Kissel: Zum einen wissen zu viele Menschen zu wenig über die Krankheit, das Risiko, sich anzustecken und die Möglichkeiten, sie zu behandeln. Wir brauchen also mehr Aufklärung. Wollen wir mehr der infizierten Menschen finden, um diese auch heilen zu können, dann brauchen wir bundesweite Kampagnen. Außerdem sollte „BIS 2030“, der Strategie-Plan der Bundesregierung, konsequent umgesetzt werden. Das liefe auf einen nationalen Aktionsplan hinaus, der konkrete und sektorübergreifende Maßnahmen für Bund, Länder und Gemeinden definiert und dessen Umsetzung durch eine ständige Arbeitsgruppe der Bundesregierung koordiniert werden müsste. Und schließlich brauchen wir einen stärkeren Fokus auf Risikogruppen: Einfach zu erreichende, lebensweltnahe Test- und Therapiemöglichkeiten müssen insbesondere bei Risikogruppen verstärkt angeboten werden. Dazu zählen u.a. Drogengebraucher und Substitutionspatienten. Wir dürfen aber auch die Justizvollzugsanstalten nicht vergessen. Dort ist die Hepatitis C-Prävalenz besonders hoch.

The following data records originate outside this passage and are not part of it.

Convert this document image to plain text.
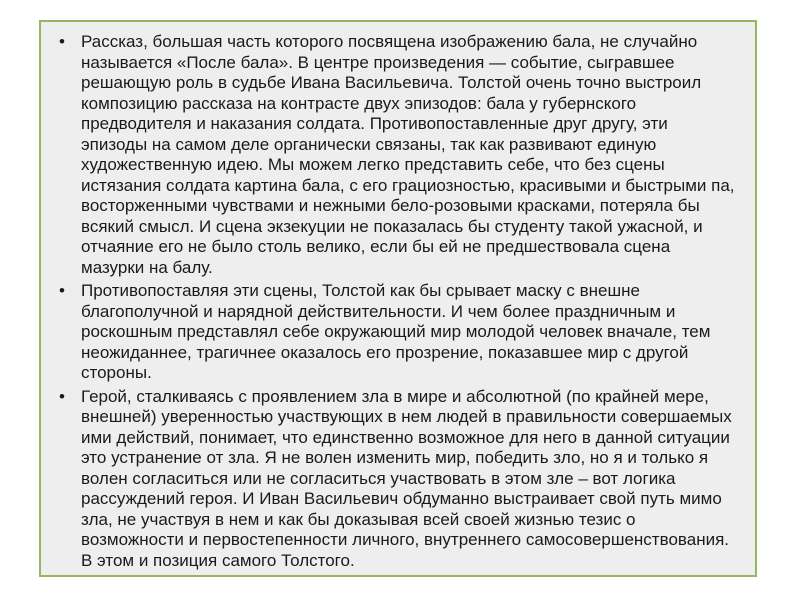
• Рассказ, большая часть которого посвящена изображению бала, не случайно называется «После бала». В центре произведения — событие, сыгравшее решающую роль в судьбе Ивана Васильевича. Толстой очень точно выстроил композицию рассказа на контрасте двух эпизодов: бала у губернского предводителя и наказания солдата. Противопоставленные друг другу, эти эпизоды на самом деле органически связаны, так как развивают единую художественную идею. Мы можем легко представить себе, что без сцены истязания солдата картина бала, с его грациозностью, красивыми и быстрыми па, восторженными чувствами и нежными бело-розовыми красками, потеряла бы всякий смысл. И сцена экзекуции не показалась бы студенту такой ужасной, и отчаяние его не было столь велико, если бы ей не предшествовала сцена мазурки на балу.
• Противопоставляя эти сцены, Толстой как бы срывает маску с внешне благополучной и нарядной действительности. И чем более праздничным и роскошным представлял себе окружающий мир молодой человек вначале, тем неожиданнее, трагичнее оказалось его прозрение, показавшее мир с другой стороны.
• Герой, сталкиваясь с проявлением зла в мире и абсолютной (по крайней мере, внешней) уверенностью участвующих в нем людей в правильности совершаемых ими действий, понимает, что единственно возможное для него в данной ситуации это устранение от зла. Я не волен изменить мир, победить зло, но я и только я волен согласиться или не согласиться участвовать в этом зле – вот логика рассуждений героя. И Иван Васильевич обдуманно выстраивает свой путь мимо зла, не участвуя в нем и как бы доказывая всей своей жизнью тезис о возможности и первостепенности личного, внутреннего самосовершенствования. В этом и позиция самого Толстого.
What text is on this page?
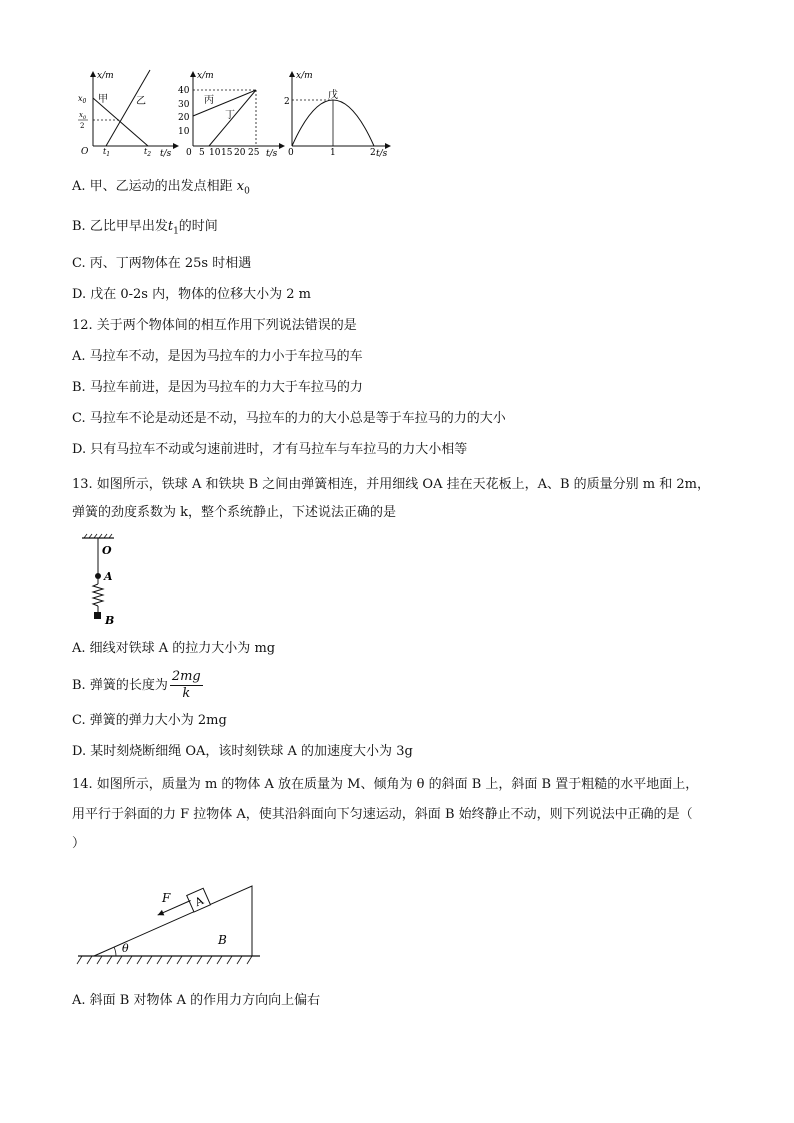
x/m
t/s
$x_0$
$x_0$
2
O $t_1$	$t_2$
甲	乙
x/m
t/s
40
30
20
10
0 5 10 15 20 25
丙
丁
x/m
t/s
2
0	1	2
戊
A. 甲、乙运动的出发点相距 $x_0$
B. 乙比甲早出发$t_1$的时间
C. 丙、丁两物体在 25s 时相遇
D. 戊在 0-2s 内，物体的位移大小为 2 m
12. 关于两个物体间的相互作用下列说法错误的是
A. 马拉车不动，是因为马拉车的力小于车拉马的车
B. 马拉车前进，是因为马拉车的力大于车拉马的力
C. 马拉车不论是动还是不动，马拉车的力的大小总是等于车拉马的力的大小
D. 只有马拉车不动或匀速前进时，才有马拉车与车拉马的力大小相等
13. 如图所示，铁球 A 和铁块 B 之间由弹簧相连，并用细线 OA 挂在天花板上，A、B 的质量分别 m 和 2m，
弹簧的劲度系数为 k，整个系统静止，下述说法正确的是
O
A
B
A. 细线对铁球 A 的拉力大小为 mg
B. 弹簧的长度为 $\frac{2mg}{k}$
C. 弹簧的弹力大小为 2mg
D. 某时刻烧断细绳 OA，该时刻铁球 A 的加速度大小为 3g
14. 如图所示，质量为 m 的物体 A 放在质量为 M、倾角为 θ 的斜面 B 上，斜面 B 置于粗糙的水平地面上，
用平行于斜面的力 F 拉物体 A，使其沿斜面向下匀速运动，斜面 B 始终静止不动，则下列说法中正确的是（
）
A
F
θ
B
A. 斜面 B 对物体 A 的作用力方向向上偏右
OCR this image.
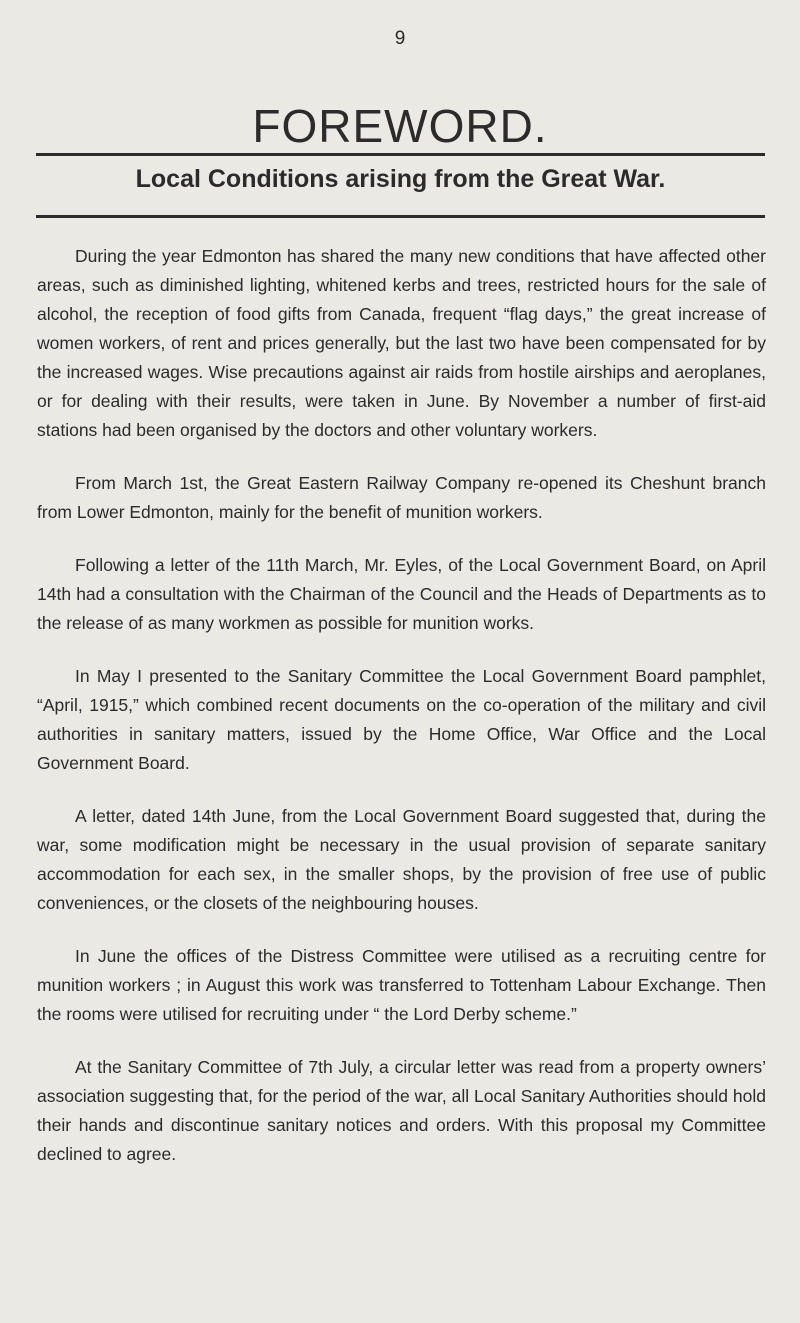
9
FOREWORD.
Local Conditions arising from the Great War.

During the year Edmonton has shared the many new conditions that have affected other areas, such as diminished lighting, whitened kerbs and trees, restricted hours for the sale of alcohol, the reception of food gifts from Canada, frequent “flag days,” the great increase of women workers, of rent and prices generally, but the last two have been compensated for by the increased wages. Wise precautions against air raids from hostile airships and aeroplanes, or for dealing with their results, were taken in June. By November a number of first-aid stations had been organised by the doctors and other voluntary workers.

From March 1st, the Great Eastern Railway Company re-opened its Cheshunt branch from Lower Edmonton, mainly for the benefit of munition workers.

Following a letter of the 11th March, Mr. Eyles, of the Local Government Board, on April 14th had a consultation with the Chairman of the Council and the Heads of Departments as to the release of as many workmen as possible for munition works.

In May I presented to the Sanitary Committee the Local Government Board pamphlet, “April, 1915,” which combined recent documents on the co-operation of the military and civil authorities in sanitary matters, issued by the Home Office, War Office and the Local Government Board.

A letter, dated 14th June, from the Local Government Board suggested that, during the war, some modification might be necessary in the usual provision of separate sanitary accommodation for each sex, in the smaller shops, by the provision of free use of public conveniences, or the closets of the neighbouring houses.

In June the offices of the Distress Committee were utilised as a recruiting centre for munition workers ; in August this work was transferred to Tottenham Labour Exchange. Then the rooms were utilised for recruiting under “ the Lord Derby scheme.”

At the Sanitary Committee of 7th July, a circular letter was read from a property owners’ association suggesting that, for the period of the war, all Local Sanitary Authorities should hold their hands and discontinue sanitary notices and orders. With this proposal my Committee declined to agree.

Am 28. Juli ist Welt-Hepatitis-Tag. ©iStock.com/Chinnapong
Am 28. Juli ist Welt-Hepatitis-Tag. ©iStock.com/Chinnapong

Wie realistisch ist das Ziel der Weltgesundheitsorganisation, Hepatitis C bis Ende 2030 weltweit zu eliminieren?

Kissel: Ich persönlich finde es wichtig, dass man sich ehrgeizige Ziele setzt. Es geht um circa 71 Millionen Menschen weltweit, denen ansonsten eine Chance auf Heilung entgeht. Aber realistischerweise muss man feststellen, dass erst fünf Länder dieser Welt auf dem Weg sind, das zu schaffen, darunter Frankreich, Spanien und die Schweiz. Es muss uns gelingen, die Infektionsketten wirksam zu unterbrechen. Deshalb gilt es, die Screening-, Test- und Behandlungsraten deutlich zu erhöhen.